Saturday, September 25, 2010

The Hobbit -- Happy Anniversary!

September 21st was the 73rd anniversary of the publication of The Hobbit by JRR Tolkien.


You'd think I would have remembered such an important date. For had The Hobbit not been a financial success, The Lord of the Rings might never have been written. And if it hadn't, the Mythopoeic Society would never have existed. My husband I would never have met; our children would never have existed. (This is beginning to sound like a Twilight Zone episode.) Needless to say, I would never have become acquainted with most of my oldest and closest friends, and the great flowering of fantasy fiction in the late 20th century might not have taken place.

So in belated honor of the day, here is a link to a site with a side by side comparison of the two versions of "Riddles in the Dark," the crucial chapter in The Hobbit in which Biblbo Baggins acquires Gollum's magic ring. (The differences between the two are helpfully marked in blue.)

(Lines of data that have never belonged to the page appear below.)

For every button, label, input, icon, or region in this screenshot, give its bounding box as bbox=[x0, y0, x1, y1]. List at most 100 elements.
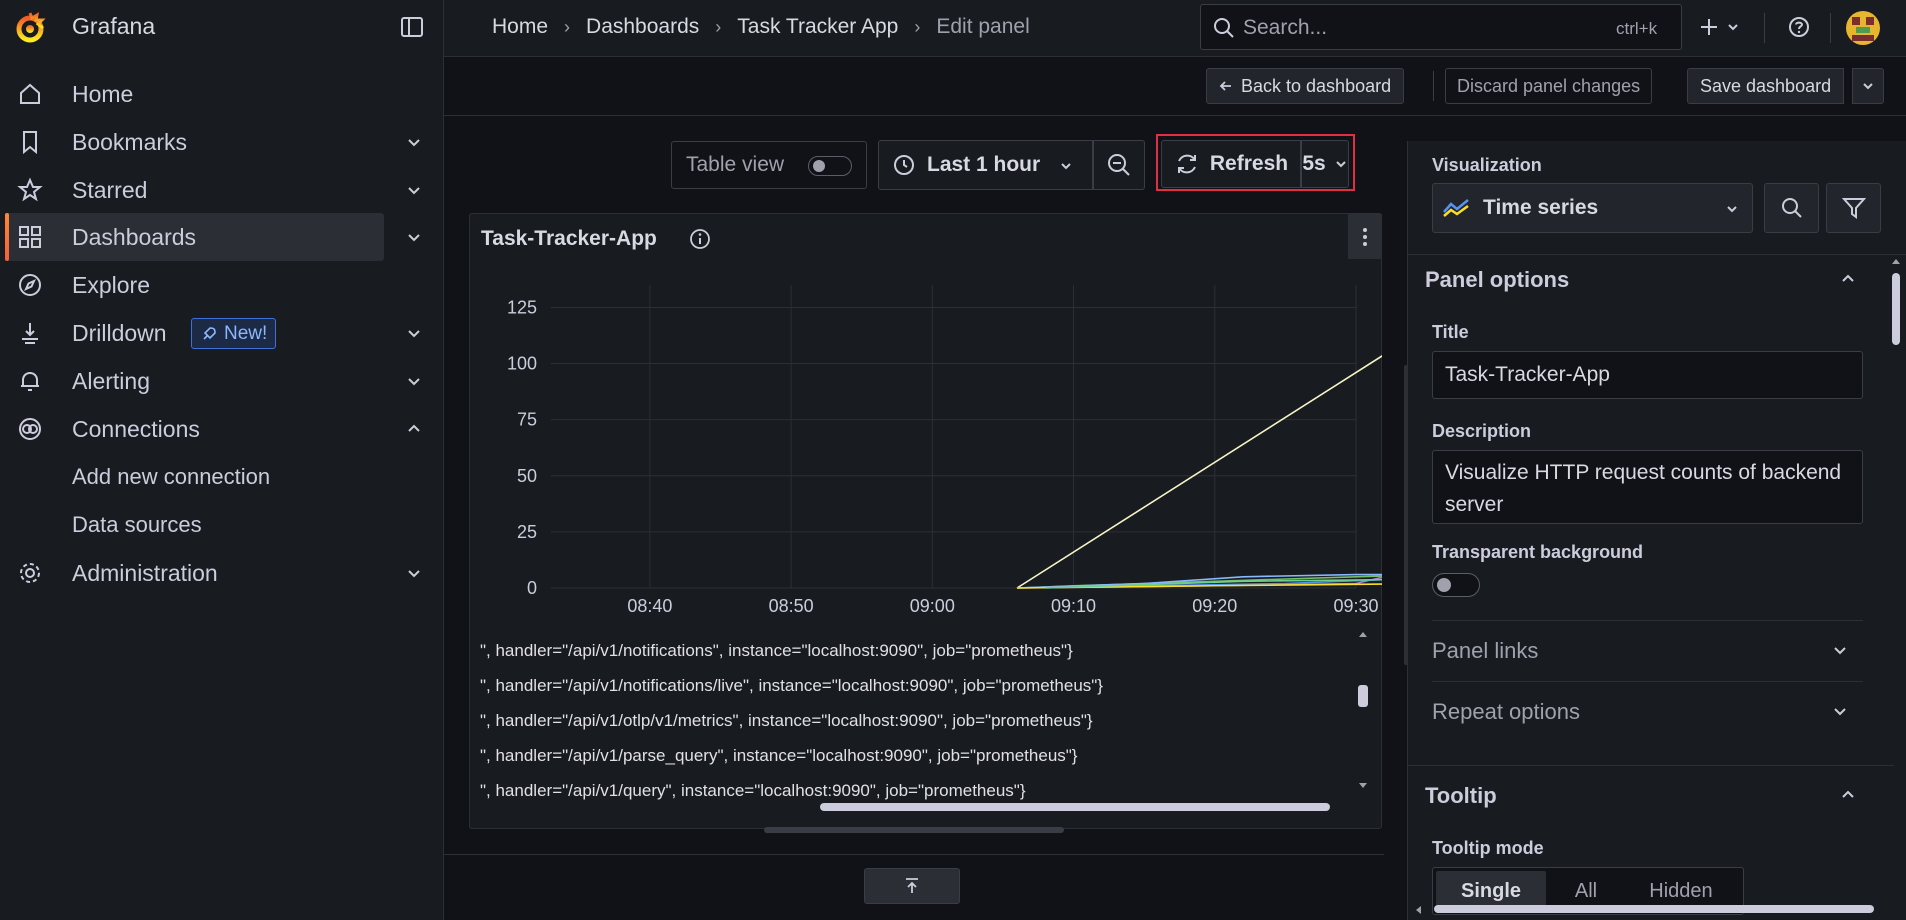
breadcrumb-current: Edit panel bbox=[936, 15, 1030, 38]
series-line bbox=[1016, 355, 1382, 589]
nav-sub-label: Data sources bbox=[72, 512, 202, 537]
help-icon[interactable] bbox=[1788, 16, 1810, 38]
panel-links-section[interactable]: Panel links bbox=[1432, 621, 1863, 681]
table-view-toggle[interactable]: Table view bbox=[671, 141, 867, 189]
visualization-label: Visualization bbox=[1432, 155, 1542, 175]
sidebar: Grafana Home Bookmarks Starred Dashboard… bbox=[0, 0, 444, 920]
nav-administration[interactable]: Administration bbox=[0, 549, 444, 597]
panel-title: Task-Tracker-App bbox=[481, 227, 657, 250]
breadcrumb-separator: › bbox=[914, 16, 921, 37]
scroll-thumb[interactable] bbox=[1434, 905, 1874, 913]
home-icon bbox=[20, 83, 40, 104]
legend-horizontal-scrollbar[interactable] bbox=[484, 800, 1350, 814]
search-icon bbox=[1781, 198, 1802, 218]
search-icon bbox=[1214, 18, 1234, 38]
action-bar: Back to dashboard Discard panel changes … bbox=[444, 57, 1906, 116]
scroll-thumb[interactable] bbox=[1892, 273, 1900, 345]
arrow-left-icon bbox=[1219, 81, 1231, 91]
panel-menu-button[interactable] bbox=[1348, 214, 1382, 259]
legend-item[interactable]: ", handler="/api/v1/parse_query", instan… bbox=[480, 746, 1352, 770]
filter-options-button[interactable] bbox=[1826, 183, 1881, 233]
scroll-thumb[interactable] bbox=[820, 803, 1330, 811]
refresh-button[interactable]: Refresh bbox=[1161, 140, 1301, 188]
chevron-down-icon[interactable] bbox=[405, 133, 423, 151]
new-menu-button[interactable] bbox=[1698, 10, 1748, 44]
nav-explore[interactable]: Explore bbox=[0, 261, 444, 309]
panel-resize-handle[interactable] bbox=[764, 827, 1064, 833]
breadcrumb-home[interactable]: Home bbox=[492, 15, 548, 39]
legend-item[interactable]: ", handler="/api/v1/notifications/live",… bbox=[480, 676, 1352, 700]
x-tick-label: 09:20 bbox=[1192, 596, 1237, 616]
tooltip-header[interactable]: Tooltip bbox=[1408, 766, 1894, 826]
refresh-label: Refresh bbox=[1209, 152, 1289, 175]
nav-drilldown[interactable]: Drilldown New! bbox=[0, 309, 444, 357]
save-options-button[interactable] bbox=[1852, 68, 1884, 104]
y-tick-label: 75 bbox=[517, 410, 537, 430]
save-dashboard-button[interactable]: Save dashboard bbox=[1687, 68, 1845, 104]
discard-panel-changes-button[interactable]: Discard panel changes bbox=[1445, 68, 1653, 104]
nav-label: Explore bbox=[72, 271, 150, 298]
legend-item[interactable]: ", handler="/api/v1/otlp/v1/metrics", in… bbox=[480, 711, 1352, 735]
legend-vertical-scrollbar[interactable] bbox=[1356, 628, 1370, 798]
avatar[interactable] bbox=[1846, 11, 1880, 45]
chevron-down-icon[interactable] bbox=[405, 228, 423, 246]
scroll-thumb[interactable] bbox=[1358, 685, 1368, 707]
time-series-chart[interactable]: 0255075100125 08:40 08:50 09:00 09:10 09:20 0… bbox=[469, 270, 1382, 635]
nav-starred[interactable]: Starred bbox=[0, 166, 444, 214]
chevron-up-icon[interactable] bbox=[405, 420, 423, 438]
divider bbox=[1764, 13, 1765, 43]
nav-label: Connections bbox=[72, 415, 200, 442]
time-range-picker[interactable]: Last 1 hour bbox=[878, 140, 1093, 190]
visualization-picker[interactable]: Time series bbox=[1432, 183, 1753, 233]
chevron-down-icon[interactable] bbox=[405, 564, 423, 582]
nav-connections[interactable]: Connections bbox=[0, 405, 444, 453]
chevron-down-icon[interactable] bbox=[405, 324, 423, 342]
back-to-dashboard-button[interactable]: Back to dashboard bbox=[1206, 68, 1405, 104]
options-horizontal-scrollbar[interactable] bbox=[1414, 902, 1894, 916]
nav-label: Home bbox=[72, 80, 134, 107]
legend: ", handler="/api/v1/notifications", inst… bbox=[469, 628, 1369, 806]
x-axis: 08:40 08:50 09:00 09:10 09:20 09:30 bbox=[627, 596, 1378, 616]
chevron-down-icon[interactable] bbox=[405, 372, 423, 390]
new-badge: New! bbox=[191, 318, 277, 349]
nav-bookmarks[interactable]: Bookmarks bbox=[0, 118, 444, 166]
refresh-interval-label: 5s bbox=[1302, 152, 1326, 175]
legend-item[interactable]: ", handler="/api/v1/notifications", inst… bbox=[480, 641, 1352, 665]
nav-add-new-connection[interactable]: Add new connection bbox=[0, 453, 444, 501]
divider bbox=[1830, 13, 1831, 43]
zoom-out-button[interactable] bbox=[1093, 140, 1145, 190]
nav-label: Dashboards bbox=[72, 223, 197, 250]
nav-alerting[interactable]: Alerting bbox=[0, 357, 444, 405]
breadcrumb-dashboard[interactable]: Task Tracker App bbox=[737, 15, 898, 39]
repeat-options-section[interactable]: Repeat options bbox=[1432, 682, 1863, 742]
back-label: Back to dashboard bbox=[1241, 75, 1392, 96]
brand: Grafana bbox=[0, 0, 444, 54]
visualization-value: Time series bbox=[1483, 196, 1599, 219]
nav-dashboards[interactable]: Dashboards bbox=[0, 213, 444, 261]
breadcrumb-dashboards[interactable]: Dashboards bbox=[586, 15, 699, 39]
search-options-button[interactable] bbox=[1764, 183, 1819, 233]
y-tick-label: 100 bbox=[507, 354, 537, 374]
nav-data-sources[interactable]: Data sources bbox=[0, 501, 444, 549]
transparent-background-switch[interactable] bbox=[1432, 573, 1480, 597]
description-textarea[interactable]: Visualize HTTP request counts of backend… bbox=[1432, 450, 1863, 524]
dock-menu-icon[interactable] bbox=[401, 17, 423, 37]
chevron-down-icon[interactable] bbox=[405, 181, 423, 199]
scroll-up-icon bbox=[1359, 632, 1367, 637]
refresh-interval-picker[interactable]: 5s bbox=[1301, 140, 1349, 188]
breadcrumb-separator: › bbox=[564, 16, 571, 37]
nav-label: Starred bbox=[72, 176, 148, 203]
drilldown-icon bbox=[22, 323, 38, 344]
expand-query-button[interactable] bbox=[864, 868, 960, 904]
x-tick-label: 09:30 bbox=[1333, 596, 1378, 616]
plus-icon bbox=[1701, 19, 1717, 35]
y-tick-label: 0 bbox=[527, 578, 537, 598]
nav-home[interactable]: Home bbox=[0, 70, 444, 118]
title-input[interactable]: Task-Tracker-App bbox=[1432, 351, 1863, 399]
info-icon[interactable] bbox=[689, 228, 711, 250]
search-bar[interactable]: Search... ctrl+k bbox=[1200, 4, 1682, 50]
grafana-logo-icon[interactable] bbox=[12, 10, 48, 46]
table-view-switch[interactable] bbox=[808, 156, 852, 176]
options-vertical-scrollbar[interactable] bbox=[1888, 255, 1903, 900]
panel-options-header[interactable]: Panel options bbox=[1408, 255, 1894, 307]
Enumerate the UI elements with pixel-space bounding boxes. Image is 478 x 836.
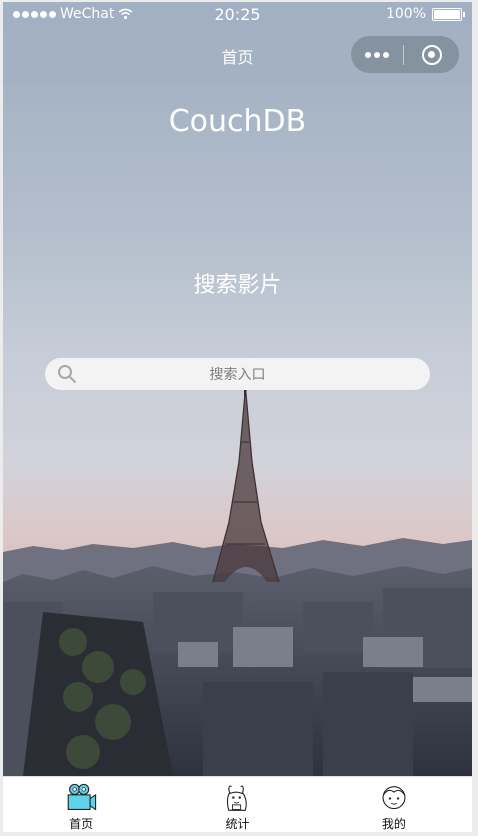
profile-icon xyxy=(382,786,406,810)
tab-profile-label: 我的 xyxy=(381,817,406,831)
tab-home-label: 首页 xyxy=(69,817,94,831)
tab-stats[interactable]: 统计 xyxy=(159,777,315,832)
hero-background: CouchDB 搜索影片 搜索入口 xyxy=(3,82,472,776)
close-button[interactable] xyxy=(404,36,459,73)
camera-icon xyxy=(67,783,97,811)
tab-profile[interactable]: 我的 xyxy=(316,777,472,832)
more-button[interactable] xyxy=(351,36,403,73)
tab-home[interactable]: 首页 xyxy=(3,777,159,832)
close-ring-icon xyxy=(421,44,442,65)
tab-stats-label: 统计 xyxy=(225,817,250,831)
paris-skyline-image xyxy=(3,382,472,776)
search-section-title: 搜索影片 xyxy=(193,273,282,298)
status-right: 100% xyxy=(385,6,465,22)
search-input[interactable]: 搜索入口 xyxy=(45,358,430,390)
phone-frame: WeChat 20:25 100% 首页 CouchDB 搜索影片 搜索入口 首… xyxy=(3,2,472,832)
search-icon xyxy=(58,365,76,383)
navigation-bar: 首页 xyxy=(3,28,472,82)
battery-percent: 100% xyxy=(385,6,426,22)
stats-icon xyxy=(227,785,248,811)
menu-capsule xyxy=(351,36,459,73)
status-bar: WeChat 20:25 100% xyxy=(3,2,472,28)
app-title: CouchDB xyxy=(168,104,307,139)
tab-bar: 首页 统计 我的 xyxy=(3,776,472,832)
battery-icon xyxy=(432,7,465,21)
search-placeholder: 搜索入口 xyxy=(209,367,266,383)
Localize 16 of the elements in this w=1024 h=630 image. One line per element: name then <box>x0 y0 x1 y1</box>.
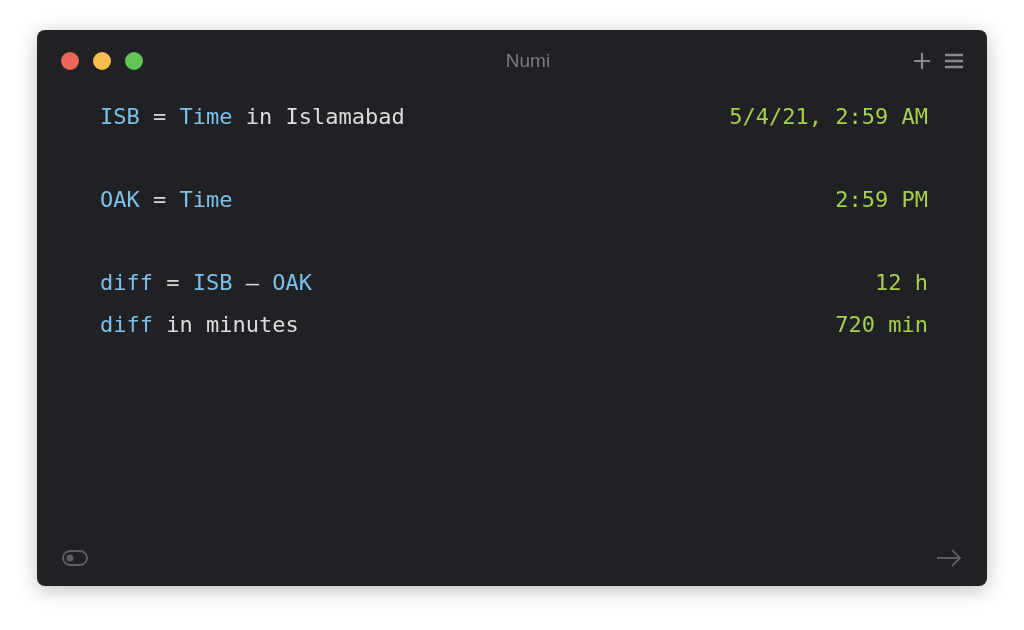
arrow-right-icon[interactable] <box>936 549 962 567</box>
zoom-button[interactable] <box>125 52 143 70</box>
result-value: 2:59 PM <box>835 186 928 215</box>
add-icon[interactable] <box>913 52 931 70</box>
window-title: Numi <box>505 48 551 73</box>
expression-line[interactable]: OAK = Time <box>100 183 233 217</box>
menu-icon[interactable] <box>945 53 963 69</box>
result-value: 12 h <box>875 269 928 298</box>
expression-line[interactable]: diff in minutes <box>100 307 299 341</box>
result-value: 720 min <box>835 310 928 339</box>
toggle-icon[interactable] <box>62 550 88 566</box>
result-value: 5/4/21, 2:59 AM <box>729 103 928 132</box>
minimize-button[interactable] <box>93 52 111 70</box>
expression-line[interactable]: diff = ISB – OAK <box>100 266 312 300</box>
expression-line[interactable]: ISB = Time in Islamabad <box>100 100 405 134</box>
close-button[interactable] <box>61 52 79 70</box>
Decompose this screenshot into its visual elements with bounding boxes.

The Riddle chapter was my first encounter with Tolkien's work. I read it in the early '60s when I was just a kid reading my way through the Azusa public library. It appeared in Just For Fun: Humorous Stories and Poems, edited by Elva Sophronia Smith and Alice Isabel Hazeltine Lothrop, Lee and Shepard Company, 1948. Although it was very odd coming into the story in media res (I had no idea what a hobbit was or how Mr. Baggins had gotten into such a tight place), I enjoyed the chapter so much that I tracked down the original book and devoured the whole thing. Of course, I was a bit puzzled by the differences between the version in the anthology and the one in The Hobbit. At the time, I didn't know that Tolkien had made revisions between the first and second editions of The Hobbit in order to make it more consistent with The Lord of the Rings.

By the way, I'm not usually keen on audio recordings of my favorite books because they never match the cadence of my mind's internal voice which I hear when I read. But Nicol Williamson did a skillfully abridged recording of The Hobbit in the '70s which is brilliant. He gives each character a distinct voice with accents from different parts of the British Isles. A friend gave us a copy when our children were young and they never tired of listening to it. Unfortunately, it has never been released on CD, and our cassette copies of the LP degenerated long ago. So you can imagine how pleased I was to discover a recording posted on the Nicol Williamson website.